189 Questa sarà la nostra cena appunto,
E’ si consuma di dar nella rete;
Però t’appiatta, tanto che sia giunto,
Che tragga a noi la fame e a sè la sete.
Il liocorno dalla voglia è punto,
E non sapea le trappole segrete;
Venne alla fonte, e ’l corno vi metteva,
E stato un poco, a suo modo beeva.
190 Morgante, che dallato era nascoso,
Arrandellò il battaglio ch’egli ha in mano;
Dettegli un colpo tanto grazioso,
Che cadde stramazzato a mano a mano,
E non battè poi più senso nè poso;
E fu quel colpo sì feroce e strano,
Che di rimbalzo in un masso percosse,
E sfavillò, come di fuoco fosse.
191 Quando Margutte il vide sfavillare,
Disse: Morgante, la cosa va gaia,
Forse che cotto lo potren mangiare.
Per quel che di quel sasso là mi paia,
Noi gli faren del fuoco fuor gittare.
Disse Morgante: Ogni prieta è focaia,
Dove Morgante e ’l battaglio s’accosta:
Sempre con esso ne fo a mia posta.
192 Ma tu che se’, Margutte, sì sottile,
Ed hai condotte tante masserizie,
Come non hai tu l’esca col fucile?
Disse Margutte: Tra le mie malizie
Nè cosa virtuosa nè gentile
Non troverrai, ma fraude con tristizie.
Disse Morgante: Piglia del fien secco:
Vienne qua meco.

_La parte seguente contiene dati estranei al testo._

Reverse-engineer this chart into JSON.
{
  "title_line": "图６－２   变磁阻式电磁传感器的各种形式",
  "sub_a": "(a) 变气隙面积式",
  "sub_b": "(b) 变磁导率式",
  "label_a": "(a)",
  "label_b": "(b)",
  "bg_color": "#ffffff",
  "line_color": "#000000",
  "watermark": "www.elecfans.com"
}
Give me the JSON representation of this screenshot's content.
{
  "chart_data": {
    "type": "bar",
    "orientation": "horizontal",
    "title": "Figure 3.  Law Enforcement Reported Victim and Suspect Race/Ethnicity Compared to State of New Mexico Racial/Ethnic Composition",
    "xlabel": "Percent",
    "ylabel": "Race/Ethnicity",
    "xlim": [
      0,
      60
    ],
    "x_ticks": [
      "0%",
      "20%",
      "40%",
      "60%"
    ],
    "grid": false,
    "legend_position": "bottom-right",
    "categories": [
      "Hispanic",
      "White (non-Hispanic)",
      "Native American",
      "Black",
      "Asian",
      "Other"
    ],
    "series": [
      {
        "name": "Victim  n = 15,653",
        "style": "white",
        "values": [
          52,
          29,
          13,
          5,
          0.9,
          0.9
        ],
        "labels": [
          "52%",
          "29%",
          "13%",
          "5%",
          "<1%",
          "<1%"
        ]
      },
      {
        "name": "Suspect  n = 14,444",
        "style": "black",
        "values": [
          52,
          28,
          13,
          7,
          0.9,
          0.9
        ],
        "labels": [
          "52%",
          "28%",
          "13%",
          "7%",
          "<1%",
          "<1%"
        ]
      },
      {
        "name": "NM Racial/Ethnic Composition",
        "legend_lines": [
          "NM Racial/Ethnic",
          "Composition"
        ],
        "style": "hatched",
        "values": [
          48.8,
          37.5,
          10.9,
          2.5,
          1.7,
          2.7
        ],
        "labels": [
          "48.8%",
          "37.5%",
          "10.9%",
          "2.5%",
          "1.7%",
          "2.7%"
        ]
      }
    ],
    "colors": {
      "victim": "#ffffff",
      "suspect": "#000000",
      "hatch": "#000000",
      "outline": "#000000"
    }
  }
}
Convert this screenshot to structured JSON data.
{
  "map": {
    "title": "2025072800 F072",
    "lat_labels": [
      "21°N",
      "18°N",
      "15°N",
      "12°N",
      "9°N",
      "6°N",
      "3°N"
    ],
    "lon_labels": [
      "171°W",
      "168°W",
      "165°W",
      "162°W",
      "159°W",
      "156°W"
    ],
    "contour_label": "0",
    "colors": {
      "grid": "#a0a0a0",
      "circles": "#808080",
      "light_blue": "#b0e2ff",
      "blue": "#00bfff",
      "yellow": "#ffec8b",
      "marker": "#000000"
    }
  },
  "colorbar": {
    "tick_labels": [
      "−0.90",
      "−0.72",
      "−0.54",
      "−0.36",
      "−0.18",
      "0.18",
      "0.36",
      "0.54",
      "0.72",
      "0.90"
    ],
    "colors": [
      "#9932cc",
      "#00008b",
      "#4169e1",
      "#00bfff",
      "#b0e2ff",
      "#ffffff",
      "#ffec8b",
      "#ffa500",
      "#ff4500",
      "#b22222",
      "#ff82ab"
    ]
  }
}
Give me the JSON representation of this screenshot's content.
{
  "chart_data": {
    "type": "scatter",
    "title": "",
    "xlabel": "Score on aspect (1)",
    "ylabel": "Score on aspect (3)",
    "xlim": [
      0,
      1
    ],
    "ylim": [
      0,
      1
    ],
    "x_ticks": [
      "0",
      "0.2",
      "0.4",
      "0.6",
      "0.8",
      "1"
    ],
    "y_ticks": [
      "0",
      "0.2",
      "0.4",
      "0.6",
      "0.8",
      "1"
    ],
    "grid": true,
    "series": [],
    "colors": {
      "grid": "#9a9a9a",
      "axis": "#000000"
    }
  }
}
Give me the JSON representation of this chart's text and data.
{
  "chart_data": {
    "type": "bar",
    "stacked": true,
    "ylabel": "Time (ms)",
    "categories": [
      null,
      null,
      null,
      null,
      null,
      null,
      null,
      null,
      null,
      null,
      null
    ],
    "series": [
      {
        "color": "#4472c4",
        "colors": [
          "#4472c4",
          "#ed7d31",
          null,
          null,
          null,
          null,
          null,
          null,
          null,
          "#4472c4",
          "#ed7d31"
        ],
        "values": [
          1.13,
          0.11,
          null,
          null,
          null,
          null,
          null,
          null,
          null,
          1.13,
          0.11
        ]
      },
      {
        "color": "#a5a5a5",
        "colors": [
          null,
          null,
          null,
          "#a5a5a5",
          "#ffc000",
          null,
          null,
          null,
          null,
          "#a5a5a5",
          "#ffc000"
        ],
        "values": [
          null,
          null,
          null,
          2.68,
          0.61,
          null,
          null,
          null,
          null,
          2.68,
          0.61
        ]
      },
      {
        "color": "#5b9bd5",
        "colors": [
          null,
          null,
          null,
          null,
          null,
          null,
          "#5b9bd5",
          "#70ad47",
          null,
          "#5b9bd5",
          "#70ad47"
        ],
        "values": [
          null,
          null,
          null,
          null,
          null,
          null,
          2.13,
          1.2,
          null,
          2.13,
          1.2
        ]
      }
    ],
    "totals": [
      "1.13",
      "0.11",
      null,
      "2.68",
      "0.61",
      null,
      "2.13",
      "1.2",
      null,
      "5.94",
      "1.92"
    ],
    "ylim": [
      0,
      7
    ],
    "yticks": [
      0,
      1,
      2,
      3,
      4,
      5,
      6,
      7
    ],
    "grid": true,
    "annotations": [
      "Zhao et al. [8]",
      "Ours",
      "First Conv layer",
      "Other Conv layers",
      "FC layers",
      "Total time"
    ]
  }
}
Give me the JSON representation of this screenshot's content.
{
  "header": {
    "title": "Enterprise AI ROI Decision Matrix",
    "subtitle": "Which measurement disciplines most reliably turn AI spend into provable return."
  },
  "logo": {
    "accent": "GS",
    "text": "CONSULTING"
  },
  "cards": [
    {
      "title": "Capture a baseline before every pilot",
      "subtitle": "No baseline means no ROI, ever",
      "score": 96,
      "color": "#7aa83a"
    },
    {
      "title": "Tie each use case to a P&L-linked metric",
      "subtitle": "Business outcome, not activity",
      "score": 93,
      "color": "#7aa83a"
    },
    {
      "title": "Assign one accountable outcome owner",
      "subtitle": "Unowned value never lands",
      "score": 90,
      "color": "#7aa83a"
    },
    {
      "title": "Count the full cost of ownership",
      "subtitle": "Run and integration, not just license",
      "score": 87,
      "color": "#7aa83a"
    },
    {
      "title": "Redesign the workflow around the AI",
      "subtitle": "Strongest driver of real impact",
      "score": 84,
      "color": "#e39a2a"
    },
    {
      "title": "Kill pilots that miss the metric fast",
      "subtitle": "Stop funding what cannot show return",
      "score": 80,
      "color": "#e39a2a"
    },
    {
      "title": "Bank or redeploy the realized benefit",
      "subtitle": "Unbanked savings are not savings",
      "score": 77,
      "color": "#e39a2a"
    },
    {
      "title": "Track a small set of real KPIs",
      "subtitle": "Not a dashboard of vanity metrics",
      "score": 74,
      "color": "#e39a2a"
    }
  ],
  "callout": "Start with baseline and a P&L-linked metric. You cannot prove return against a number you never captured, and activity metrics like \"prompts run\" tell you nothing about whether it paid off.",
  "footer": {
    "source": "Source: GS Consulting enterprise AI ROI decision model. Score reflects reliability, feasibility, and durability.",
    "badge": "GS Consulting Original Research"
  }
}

E Margutte disse: Ecco.
193 Vanno a quel masso, e Morgante martella,
Ch’arebbe fatto riscaldare il ghiaccio;
Tal ch’a Margutte intruona le cervella,
Sì che quel fien gli cadeva di braccio.
Allor Morgante ridendo favella:
Guarda se fuor le faville ti caccio.
Margutte il fien per vergogna riprese
E tennel tanto che ’l fuoco s’accese.